Wpis z mikrobloga

@Karmelkowy_drwal: #pasta #heheszki #coolstory

Ubikacje w gimnazjach to rojowiska palaczy. Te ciasne, brudne pomieszczenia, zwłaszcza w okresie zimowym, są po brzegi wypełnione uczniami – często po prostu trudno wejść do środka, a stojąc na zewnątrz, można zobaczyć białą mgiełkę unoszącą się przez szczeliny w drzwiach. I uprzedzając pytania – tak, można upalić się biernie, stojąc na zewnątrz.

Zarówno porządnym uczniom, nauczycielom, jak i woźnym, nie podobało przekształcenie łazienek w palarnie, ale nikt nie mógł z tym procederem nic zrobić (co, zamkną wszystkie łazienki w budynku?).

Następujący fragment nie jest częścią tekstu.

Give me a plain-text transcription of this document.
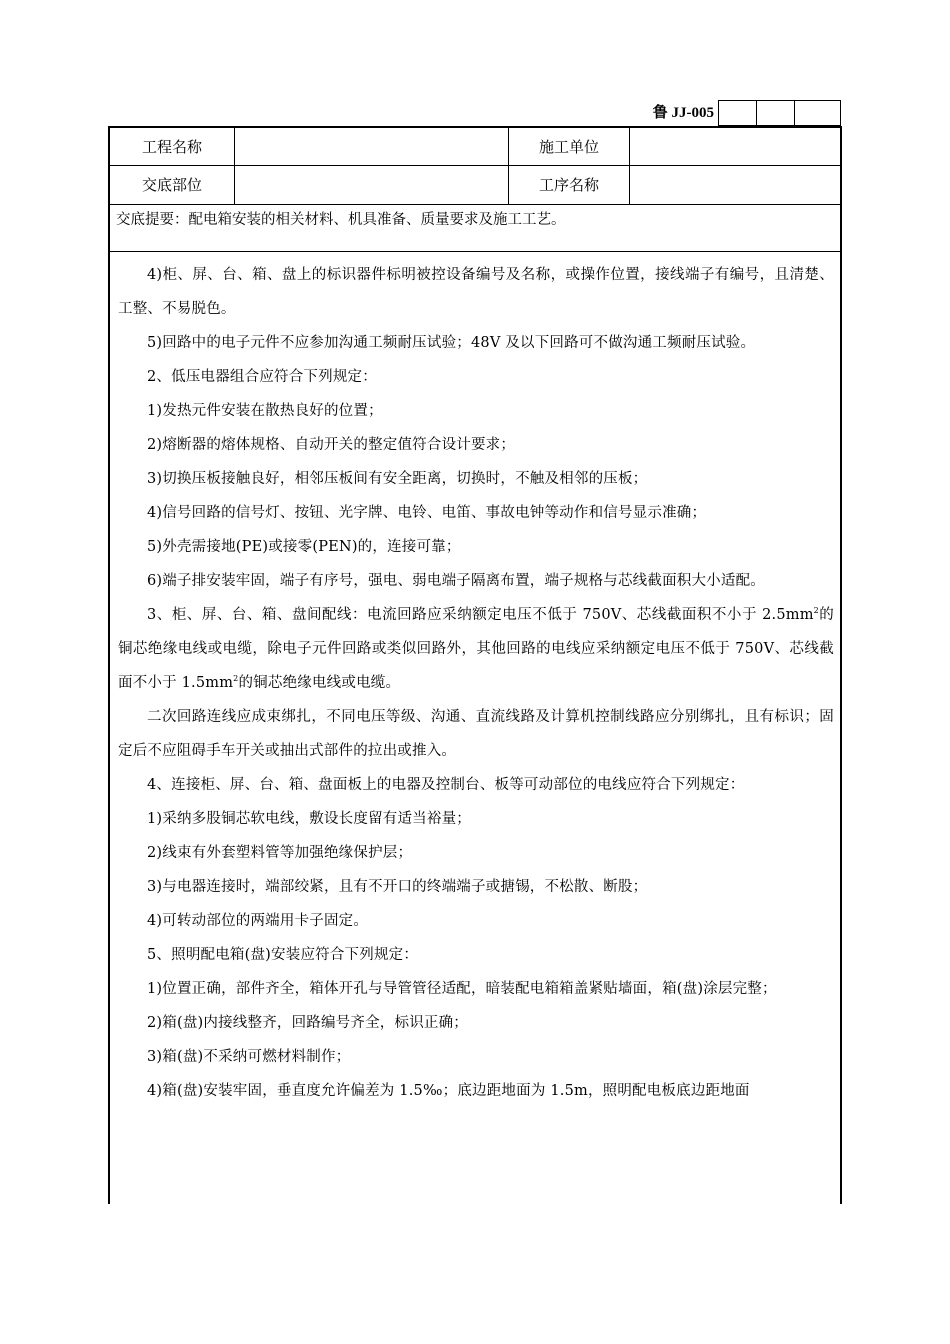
鲁 JJ-005
工程名称	施工单位
交底部位	工序名称
交底提要：配电箱安装的相关材料、机具准备、质量要求及施工工艺。

4)柜、屏、台、箱、盘上的标识器件标明被控设备编号及名称，或操作位置，接线端子有编号，且清楚、工整、不易脱色。

5)回路中的电子元件不应参加沟通工频耐压试验；48V 及以下回路可不做沟通工频耐压试验。

2、低压电器组合应符合下列规定：

1)发热元件安装在散热良好的位置；

2)熔断器的熔体规格、自动开关的整定值符合设计要求；

3)切换压板接触良好，相邻压板间有安全距离，切换时，不触及相邻的压板；

4)信号回路的信号灯、按钮、光字牌、电铃、电笛、事故电钟等动作和信号显示准确；

5)外壳需接地(PE)或接零(PEN)的，连接可靠；

6)端子排安装牢固，端子有序号，强电、弱电端子隔离布置，端子规格与芯线截面积大小适配。

3、柜、屏、台、箱、盘间配线：电流回路应采纳额定电压不低于 750V、芯线截面积不小于 $2.5mm^2$的铜芯绝缘电线或电缆，除电子元件回路或类似回路外，其他回路的电线应采纳额定电压不低于 750V、芯线截面不小于 $1.5mm^2$的铜芯绝缘电线或电缆。

二次回路连线应成束绑扎，不同电压等级、沟通、直流线路及计算机控制线路应分别绑扎，且有标识；固定后不应阻碍手车开关或抽出式部件的拉出或推入。

4、连接柜、屏、台、箱、盘面板上的电器及控制台、板等可动部位的电线应符合下列规定：

1)采纳多股铜芯软电线，敷设长度留有适当裕量；

2)线束有外套塑料管等加强绝缘保护层；

3)与电器连接时，端部绞紧，且有不开口的终端端子或搪锡，不松散、断股；

4)可转动部位的两端用卡子固定。

5、照明配电箱(盘)安装应符合下列规定：

1)位置正确，部件齐全，箱体开孔与导管管径适配，暗装配电箱箱盖紧贴墙面，箱(盘)涂层完整；

2)箱(盘)内接线整齐，回路编号齐全，标识正确；

3)箱(盘)不采纳可燃材料制作；

4)箱(盘)安装牢固，垂直度允许偏差为 1.5‰；底边距地面为 1.5m，照明配电板底边距地面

Jednakże, mieliśmy w gimnazjum kilka starych, stetryczałych woźnych – w tym Gienię, która olewała zasady tak, jak uczniowie – często zdarzało się więc, że goniła nas po korytarzach z miotłą, gdy nanieśliśmy do środka błota.

No, ale wróćmy do łazienek/palarni. Gieni bardzo przeszkadzał taki stan rzeczy, więc pewnego razu postanowiła zamknąć drzwi jednej z palarni – gdy wewnątrz będzie cała towarzyska śmietanka.

Jak postanowiła, tak zrobiła. Kluczyk się przekręcił, drzwi się zamknęły.

Z początku nikt z będących wewnątrz tego nie zauważył. Dopiero gdy zadzwonił dzwonek na lekcje, ktoś odkrył, że to pułapka.

Gienia zawołała inną woźną i kazała jej iść po dyrektorkę – to byłaby okazja do ukarania wszystkich palących.

Jeden z najbardziej agresywnych palaczy zaczął kopać w drzwi – do tego stopnia, że zrobił w nich dziurę (stara, przegniła dykta – czy trzeba mówić coś więcej?). Gieni puściły nerwy i podbiegła do zaklinowanej, wystającej nogi i zaczęła okładać ją miotłą.

- Gienia, ty #!$%@? #!$%@?! – krzyczała wściekle ofiara.

- Ja ci dam #!$%@?ę, bandyto! (i znowu, łup, łup miotłą)

W końcu chłopak wciągnął obolałą nogę do środka (zapewne z pomocą kilku innych kumpli). Palarnia się powoli wyciszała. W tym momencie, przyszła pani Ania, która otworzyła klasę i kazała wszystkim wejść.

O dziwo, nikt nie ruszył się z miejsca – oglądaliśmy widowisko z otwartymi szeroko ustami, a nauczycielka fizyki przyłączyła się do nas.

Po chwili, przybyła dyrektorka w asyście kilku woźnych. Gienia podeszła do drzwi i przekręciła kluczyk.

Łazienka była pusta, jeśli nie liczyć kartki leżącej na ziemi. Widniał na niej wielki penis i dopisek „Gienia ty #!$%@?”.

Pani dyrektor, woźne oraz, o dziwo, pani Ania, podeszły bliżej – wewnątrz nie było żywej duszy. Wszyscy palacze (a było ich około dwudziestu, zapewne) wyparowali z łazienki, która znajdowała się na DRUGIM piętrze.

Już podczas lekcji zauważyliśmy, że w klasie nie ma Spermy i Młodego – czyli reprezentantów klasy palącej. Po kilkunastu minutach pojawili się, ze śniegiem we włosach, przepraszając za spóźnienie.

Pani Ania poprosiła, by szybko usiedli, po czym wpisała im w dzienniku spóźnienia zamiast nieobecności. Powiedziała, że są magikami.